Le véhicule « G Fund Future for Generations » a été lancé en octobre 2019. Son objectif consiste à sélectionner des titres d’entreprises qui contribuent à développer des solutions favorables au climat, à l’environnement, à la consommation durable ainsi qu’à la santé.

Fonds diversifié thématique

« G Fund Future for Generations » est un fonds thématique diversifié, investi sur une allocation cible de 30 % d'actions et de 70 % d'obligations avec une marge de manœuvre de plus ou moins 20 %. Ces titres sont essentiellement européens, issus d'entreprises jugées économiquement performantes, respectueuses de l'environnement et impliquées dans la préservation de nos conditions de vie.

Sa stratégie d'investissement comporte 4 piliers thématiques, qui répondent à 9 des 17 Objectifs de Développement Durable (ODD) instaurés par les Nations Unies.
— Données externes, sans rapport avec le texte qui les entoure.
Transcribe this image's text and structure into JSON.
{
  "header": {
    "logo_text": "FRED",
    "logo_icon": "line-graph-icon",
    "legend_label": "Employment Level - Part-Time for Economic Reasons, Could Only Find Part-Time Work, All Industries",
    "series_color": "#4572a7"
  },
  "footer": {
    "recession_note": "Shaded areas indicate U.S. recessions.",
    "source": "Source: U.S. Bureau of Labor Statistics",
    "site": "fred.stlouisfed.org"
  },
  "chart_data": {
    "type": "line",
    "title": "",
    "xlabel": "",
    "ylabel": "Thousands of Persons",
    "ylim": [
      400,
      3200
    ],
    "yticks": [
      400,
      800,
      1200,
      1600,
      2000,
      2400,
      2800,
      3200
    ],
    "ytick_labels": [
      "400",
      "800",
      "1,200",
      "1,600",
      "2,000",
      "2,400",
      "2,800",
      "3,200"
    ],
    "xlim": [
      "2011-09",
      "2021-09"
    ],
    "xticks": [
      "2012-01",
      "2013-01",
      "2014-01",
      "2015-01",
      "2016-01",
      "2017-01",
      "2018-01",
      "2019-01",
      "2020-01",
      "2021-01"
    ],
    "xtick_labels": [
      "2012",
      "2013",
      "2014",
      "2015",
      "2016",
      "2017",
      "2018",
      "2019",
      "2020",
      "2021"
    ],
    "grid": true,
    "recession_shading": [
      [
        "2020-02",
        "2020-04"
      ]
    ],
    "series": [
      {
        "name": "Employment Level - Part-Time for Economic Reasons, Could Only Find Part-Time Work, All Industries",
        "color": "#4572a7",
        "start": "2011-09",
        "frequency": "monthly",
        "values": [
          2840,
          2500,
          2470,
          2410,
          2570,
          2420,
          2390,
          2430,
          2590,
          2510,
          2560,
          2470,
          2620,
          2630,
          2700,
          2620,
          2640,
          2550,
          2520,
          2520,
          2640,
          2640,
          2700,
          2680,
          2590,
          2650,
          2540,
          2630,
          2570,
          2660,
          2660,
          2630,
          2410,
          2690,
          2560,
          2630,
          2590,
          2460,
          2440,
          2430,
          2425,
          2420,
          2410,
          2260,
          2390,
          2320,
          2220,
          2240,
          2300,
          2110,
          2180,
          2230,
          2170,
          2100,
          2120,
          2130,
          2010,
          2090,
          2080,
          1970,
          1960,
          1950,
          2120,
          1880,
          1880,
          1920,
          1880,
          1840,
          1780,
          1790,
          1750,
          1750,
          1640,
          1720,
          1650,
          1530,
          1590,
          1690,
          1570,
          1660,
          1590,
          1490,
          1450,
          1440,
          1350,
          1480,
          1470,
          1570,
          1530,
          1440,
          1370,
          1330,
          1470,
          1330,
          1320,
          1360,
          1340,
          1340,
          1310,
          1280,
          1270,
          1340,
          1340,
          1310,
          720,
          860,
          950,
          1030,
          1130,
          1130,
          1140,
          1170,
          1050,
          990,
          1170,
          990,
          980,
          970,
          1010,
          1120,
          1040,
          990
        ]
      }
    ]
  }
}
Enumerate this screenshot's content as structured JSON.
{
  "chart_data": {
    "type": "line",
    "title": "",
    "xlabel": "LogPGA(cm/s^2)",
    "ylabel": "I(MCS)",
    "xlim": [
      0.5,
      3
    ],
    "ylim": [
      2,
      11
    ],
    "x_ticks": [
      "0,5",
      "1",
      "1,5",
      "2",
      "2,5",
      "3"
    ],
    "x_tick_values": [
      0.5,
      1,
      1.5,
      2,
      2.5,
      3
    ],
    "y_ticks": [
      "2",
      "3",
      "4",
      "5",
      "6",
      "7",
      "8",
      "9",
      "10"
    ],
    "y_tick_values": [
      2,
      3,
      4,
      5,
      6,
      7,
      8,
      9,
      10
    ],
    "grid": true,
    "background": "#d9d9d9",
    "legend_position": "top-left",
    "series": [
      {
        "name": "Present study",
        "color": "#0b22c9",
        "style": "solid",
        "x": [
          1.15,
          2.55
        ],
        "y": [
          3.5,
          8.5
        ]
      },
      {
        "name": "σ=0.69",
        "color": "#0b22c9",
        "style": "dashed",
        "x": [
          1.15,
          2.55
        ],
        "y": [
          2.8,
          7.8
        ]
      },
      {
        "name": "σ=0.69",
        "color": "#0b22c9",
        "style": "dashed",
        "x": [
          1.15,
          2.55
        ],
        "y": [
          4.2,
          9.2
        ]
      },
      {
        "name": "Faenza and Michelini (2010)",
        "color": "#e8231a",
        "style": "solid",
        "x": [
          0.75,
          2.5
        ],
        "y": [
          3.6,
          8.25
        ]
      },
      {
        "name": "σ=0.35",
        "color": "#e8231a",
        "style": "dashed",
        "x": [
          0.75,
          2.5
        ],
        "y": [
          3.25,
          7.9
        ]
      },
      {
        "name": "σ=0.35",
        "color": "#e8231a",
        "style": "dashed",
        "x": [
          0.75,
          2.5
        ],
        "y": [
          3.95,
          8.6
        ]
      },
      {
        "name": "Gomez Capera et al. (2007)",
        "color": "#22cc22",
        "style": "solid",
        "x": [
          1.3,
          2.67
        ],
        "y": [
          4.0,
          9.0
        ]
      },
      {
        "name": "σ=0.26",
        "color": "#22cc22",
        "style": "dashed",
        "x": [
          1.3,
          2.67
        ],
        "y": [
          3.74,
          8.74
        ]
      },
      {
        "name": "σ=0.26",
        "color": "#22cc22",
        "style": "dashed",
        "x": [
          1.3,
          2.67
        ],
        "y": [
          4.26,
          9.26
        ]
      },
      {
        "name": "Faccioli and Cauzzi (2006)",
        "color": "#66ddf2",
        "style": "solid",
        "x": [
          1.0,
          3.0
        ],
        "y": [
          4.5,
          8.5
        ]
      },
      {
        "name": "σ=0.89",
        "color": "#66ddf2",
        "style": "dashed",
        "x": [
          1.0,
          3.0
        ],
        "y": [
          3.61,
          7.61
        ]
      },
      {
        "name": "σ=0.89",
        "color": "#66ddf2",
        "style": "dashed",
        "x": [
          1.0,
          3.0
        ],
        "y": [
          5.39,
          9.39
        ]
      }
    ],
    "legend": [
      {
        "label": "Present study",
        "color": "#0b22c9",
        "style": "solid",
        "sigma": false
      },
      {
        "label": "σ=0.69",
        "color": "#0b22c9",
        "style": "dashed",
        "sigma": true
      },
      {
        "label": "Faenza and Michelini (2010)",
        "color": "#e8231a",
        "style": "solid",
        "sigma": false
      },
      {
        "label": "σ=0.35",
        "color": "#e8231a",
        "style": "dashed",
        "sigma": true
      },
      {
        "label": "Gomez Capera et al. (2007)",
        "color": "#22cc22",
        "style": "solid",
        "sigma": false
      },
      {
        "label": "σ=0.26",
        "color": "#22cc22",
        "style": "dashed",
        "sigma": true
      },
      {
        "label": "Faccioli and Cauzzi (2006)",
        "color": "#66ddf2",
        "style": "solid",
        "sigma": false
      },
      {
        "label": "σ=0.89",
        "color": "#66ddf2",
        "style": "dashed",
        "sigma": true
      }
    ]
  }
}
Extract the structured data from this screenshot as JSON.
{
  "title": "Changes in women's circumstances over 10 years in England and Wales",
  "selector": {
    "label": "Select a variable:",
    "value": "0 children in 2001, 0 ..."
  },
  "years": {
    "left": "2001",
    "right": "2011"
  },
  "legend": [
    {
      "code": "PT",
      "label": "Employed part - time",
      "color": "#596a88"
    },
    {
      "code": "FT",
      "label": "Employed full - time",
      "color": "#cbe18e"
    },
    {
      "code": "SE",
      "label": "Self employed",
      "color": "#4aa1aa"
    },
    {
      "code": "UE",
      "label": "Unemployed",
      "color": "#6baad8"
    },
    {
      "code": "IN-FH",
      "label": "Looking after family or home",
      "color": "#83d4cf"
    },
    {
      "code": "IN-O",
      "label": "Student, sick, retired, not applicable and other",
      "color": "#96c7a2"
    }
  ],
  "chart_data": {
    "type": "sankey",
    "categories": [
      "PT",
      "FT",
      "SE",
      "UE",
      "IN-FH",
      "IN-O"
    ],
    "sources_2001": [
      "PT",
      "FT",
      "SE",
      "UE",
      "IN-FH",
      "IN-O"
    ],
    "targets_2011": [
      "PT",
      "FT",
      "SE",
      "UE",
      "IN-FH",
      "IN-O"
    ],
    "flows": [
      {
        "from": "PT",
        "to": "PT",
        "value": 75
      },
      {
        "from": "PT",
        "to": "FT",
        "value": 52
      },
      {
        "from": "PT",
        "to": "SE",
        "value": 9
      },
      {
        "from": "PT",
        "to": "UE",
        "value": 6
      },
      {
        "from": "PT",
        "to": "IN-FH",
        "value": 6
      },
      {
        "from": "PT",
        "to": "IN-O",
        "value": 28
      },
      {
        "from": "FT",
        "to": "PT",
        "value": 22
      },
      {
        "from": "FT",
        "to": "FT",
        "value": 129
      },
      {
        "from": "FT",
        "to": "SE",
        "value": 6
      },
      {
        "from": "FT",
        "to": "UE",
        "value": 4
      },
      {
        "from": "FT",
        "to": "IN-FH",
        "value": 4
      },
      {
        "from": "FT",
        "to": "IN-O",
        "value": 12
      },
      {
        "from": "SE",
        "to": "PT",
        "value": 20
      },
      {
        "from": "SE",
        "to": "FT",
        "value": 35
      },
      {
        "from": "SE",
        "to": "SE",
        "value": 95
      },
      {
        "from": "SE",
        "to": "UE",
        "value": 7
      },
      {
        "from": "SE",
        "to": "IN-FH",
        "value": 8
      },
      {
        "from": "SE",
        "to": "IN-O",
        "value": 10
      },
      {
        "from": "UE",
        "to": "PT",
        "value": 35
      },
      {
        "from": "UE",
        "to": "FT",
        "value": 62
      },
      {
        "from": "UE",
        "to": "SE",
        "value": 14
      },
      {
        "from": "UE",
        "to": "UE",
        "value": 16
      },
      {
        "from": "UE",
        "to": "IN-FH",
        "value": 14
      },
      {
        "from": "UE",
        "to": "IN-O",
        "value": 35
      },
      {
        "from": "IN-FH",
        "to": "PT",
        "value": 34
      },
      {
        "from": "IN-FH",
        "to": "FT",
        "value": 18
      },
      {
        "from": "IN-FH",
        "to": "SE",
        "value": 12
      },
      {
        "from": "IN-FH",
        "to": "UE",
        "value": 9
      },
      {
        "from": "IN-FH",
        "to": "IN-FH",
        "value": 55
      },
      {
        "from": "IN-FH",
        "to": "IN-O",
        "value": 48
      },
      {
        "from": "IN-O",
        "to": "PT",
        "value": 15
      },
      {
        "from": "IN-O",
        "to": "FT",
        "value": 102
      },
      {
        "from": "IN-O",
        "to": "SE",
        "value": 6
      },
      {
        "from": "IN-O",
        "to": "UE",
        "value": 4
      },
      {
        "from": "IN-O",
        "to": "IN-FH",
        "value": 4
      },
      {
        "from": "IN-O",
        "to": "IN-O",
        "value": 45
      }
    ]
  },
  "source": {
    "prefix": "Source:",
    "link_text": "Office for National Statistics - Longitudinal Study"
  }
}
Les ODD sont utilisés dans le cadre de la construction du portefeuille mais aussi comme une clé de lecture pour une meilleure lisibilité des investissements réalisés :

Compartiment de SICAV 100 % ESG

« G Fund Future for Generations » est un compartiment de la SICAV Groupama Fund Generations, SICAV de droit français 100 % ESG. Celle-ci propose une large palette de stratégies d'investissement responsable, réparties entre compartiments ISR, impact investing ou thématiques.

« Courant 2020, le processus de labélisation sera plus largement étendu à notre gamme de fonds pour refléter l’engagement de l’ensemble de l’entreprise autour de notre stratégie ESG. En parallèle de cette démarche, nous travaillons à déployer une approche d’intégration ESG à impact pour nos fonds de conviction », déclare Marie-Pierre Peillon, Directrice de la Recherche et de la Stratégie ESG de Groupama AM.